Synopses & Reviews
From proven author Eric Hammel comes a unique pictorial history of the U.S. Marines who fought in combat during World War II. Hammel selects the top 100 images from his private archives to share with readers--100 images that capture what semper fidelis meant to the fighting men during the war. This singular collection is designed to display the true face of war as well as show a generation of Marines and Navy field hospital corpsmen as they rose above the crowd to perform acts of faith with their credo, their corps, their country, and their comrades. With a mixture of iconic and unique images, readers will find themselves faced with the graphic images of Marines during wartime, from the thick of combat to every day survival. Here, in silent, stirring, unwavering testimony, is a display of what the very best combat Marines of any era can do to remain always faithful to their long history, their homeland, their proud heritage, the cornerstone of their honor, and their humanity.
Synopsis
A picture is worth a thousand words. In his latest book, Marine Corps historian and author of over 40 books, Eric Hammel, has assembled one hundred combat photos from the Pacific Theater of Operations of the Second World War. Together these tell the story of the Marines’ costly victory over the Japanese.
Over the years, historians, novelists, film makers and artists, have attempted to capture what it was like to fight in the Pacific. In Always Faithful, readers are invited to take in the combat slowly, as it unfolds, image by image.

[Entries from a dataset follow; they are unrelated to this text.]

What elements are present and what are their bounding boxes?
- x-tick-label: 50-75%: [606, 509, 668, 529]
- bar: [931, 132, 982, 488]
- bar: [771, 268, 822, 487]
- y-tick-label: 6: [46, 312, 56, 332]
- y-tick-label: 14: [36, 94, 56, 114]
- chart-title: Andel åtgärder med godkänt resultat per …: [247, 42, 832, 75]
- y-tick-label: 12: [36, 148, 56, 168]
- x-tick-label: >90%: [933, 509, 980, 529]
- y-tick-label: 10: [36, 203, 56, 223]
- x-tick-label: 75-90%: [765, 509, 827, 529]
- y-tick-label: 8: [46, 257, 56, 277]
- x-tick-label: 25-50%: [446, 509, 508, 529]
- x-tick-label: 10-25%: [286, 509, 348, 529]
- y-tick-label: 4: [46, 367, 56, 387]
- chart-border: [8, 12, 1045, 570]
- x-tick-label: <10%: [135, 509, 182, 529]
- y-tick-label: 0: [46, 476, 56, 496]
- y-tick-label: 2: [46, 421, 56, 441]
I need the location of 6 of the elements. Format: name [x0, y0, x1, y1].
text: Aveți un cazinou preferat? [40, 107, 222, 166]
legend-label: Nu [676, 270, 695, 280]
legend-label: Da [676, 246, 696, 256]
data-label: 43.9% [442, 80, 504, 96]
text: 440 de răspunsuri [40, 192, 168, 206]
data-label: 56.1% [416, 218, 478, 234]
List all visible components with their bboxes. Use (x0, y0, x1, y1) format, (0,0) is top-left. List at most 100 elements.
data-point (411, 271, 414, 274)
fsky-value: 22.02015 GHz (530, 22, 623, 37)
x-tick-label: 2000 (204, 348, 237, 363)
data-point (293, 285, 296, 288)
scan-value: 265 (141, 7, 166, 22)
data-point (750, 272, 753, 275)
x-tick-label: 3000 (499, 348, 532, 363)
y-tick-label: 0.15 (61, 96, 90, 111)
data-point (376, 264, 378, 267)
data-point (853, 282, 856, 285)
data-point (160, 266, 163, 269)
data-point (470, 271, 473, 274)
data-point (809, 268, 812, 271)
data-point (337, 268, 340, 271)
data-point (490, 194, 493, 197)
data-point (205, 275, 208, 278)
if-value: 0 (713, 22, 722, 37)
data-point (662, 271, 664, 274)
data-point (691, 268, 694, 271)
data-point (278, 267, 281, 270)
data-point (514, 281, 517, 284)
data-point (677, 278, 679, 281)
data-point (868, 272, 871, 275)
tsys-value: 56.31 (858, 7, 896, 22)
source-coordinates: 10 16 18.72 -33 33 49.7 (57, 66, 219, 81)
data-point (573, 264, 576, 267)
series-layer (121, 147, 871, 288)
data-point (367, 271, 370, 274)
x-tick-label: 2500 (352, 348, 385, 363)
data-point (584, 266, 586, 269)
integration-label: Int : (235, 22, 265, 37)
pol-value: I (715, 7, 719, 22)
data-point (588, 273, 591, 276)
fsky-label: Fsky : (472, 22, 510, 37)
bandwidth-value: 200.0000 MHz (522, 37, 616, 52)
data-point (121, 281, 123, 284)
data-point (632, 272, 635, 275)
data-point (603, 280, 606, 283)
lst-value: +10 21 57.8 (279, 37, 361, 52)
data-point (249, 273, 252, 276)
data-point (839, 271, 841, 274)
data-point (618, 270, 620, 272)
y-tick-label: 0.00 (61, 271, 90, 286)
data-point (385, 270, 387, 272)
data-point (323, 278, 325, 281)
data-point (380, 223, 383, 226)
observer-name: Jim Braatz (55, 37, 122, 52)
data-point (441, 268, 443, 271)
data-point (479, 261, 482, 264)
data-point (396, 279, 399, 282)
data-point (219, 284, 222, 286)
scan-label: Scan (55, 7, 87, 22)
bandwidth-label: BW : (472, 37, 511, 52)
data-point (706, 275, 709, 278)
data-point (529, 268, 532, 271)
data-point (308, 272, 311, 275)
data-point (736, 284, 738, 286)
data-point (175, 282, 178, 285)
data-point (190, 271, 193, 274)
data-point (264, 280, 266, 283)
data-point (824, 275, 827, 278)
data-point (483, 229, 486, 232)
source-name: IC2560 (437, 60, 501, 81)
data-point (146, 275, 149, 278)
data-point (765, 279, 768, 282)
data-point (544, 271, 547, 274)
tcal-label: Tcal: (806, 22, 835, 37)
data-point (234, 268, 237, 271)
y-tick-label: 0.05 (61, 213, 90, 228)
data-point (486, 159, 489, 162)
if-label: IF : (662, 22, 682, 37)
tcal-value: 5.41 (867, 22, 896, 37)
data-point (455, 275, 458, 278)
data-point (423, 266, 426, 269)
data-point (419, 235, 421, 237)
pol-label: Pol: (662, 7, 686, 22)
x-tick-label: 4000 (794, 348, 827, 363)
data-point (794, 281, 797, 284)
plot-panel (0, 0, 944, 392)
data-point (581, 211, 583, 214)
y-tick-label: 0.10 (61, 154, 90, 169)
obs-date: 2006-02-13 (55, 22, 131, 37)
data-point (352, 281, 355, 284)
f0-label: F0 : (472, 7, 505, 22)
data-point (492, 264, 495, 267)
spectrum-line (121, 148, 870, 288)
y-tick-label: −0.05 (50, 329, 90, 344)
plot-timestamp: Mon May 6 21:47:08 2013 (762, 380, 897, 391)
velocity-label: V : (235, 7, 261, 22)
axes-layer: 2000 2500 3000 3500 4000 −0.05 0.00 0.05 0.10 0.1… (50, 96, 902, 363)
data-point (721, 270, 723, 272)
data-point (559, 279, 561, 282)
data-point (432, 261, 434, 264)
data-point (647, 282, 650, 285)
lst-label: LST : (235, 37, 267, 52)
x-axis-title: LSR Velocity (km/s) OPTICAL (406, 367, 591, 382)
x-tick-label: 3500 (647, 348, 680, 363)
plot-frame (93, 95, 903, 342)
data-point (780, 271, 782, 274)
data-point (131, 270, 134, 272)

Arranged by theme—from dramatic images of beach assaults to heartbreaking photographs of the injured and killed-in-action—Always Faithful seeks to depict the essence of the War in the Pacific and the core of what it means to be a Marine.
About the Author
Eric Hammel is a professional military historian with forty books and nearly seventy magazine articles to his credit (visit www.erichammelbooks.com). He has been writing about U.S. Marines at war since the early 1960s and has spoken to large assemblages of Marines and former Marines over the course of three decades. He often has been invited to lead professional military education seminars at the Marine Corps University as well as at Marine Corps commands on the West Coast. For many years he was a contributing editor and West Coast stringer for Leatherneck magazine. He has appeared in numerous television documentaries on Marine Corps operations in World War II, Korea, Vietnam, and Beirut. Hammel has also worked as a freelance acquisitions and line editor, and for ten years operated his own military history publishing firm (Pacifica Press). He lives in California.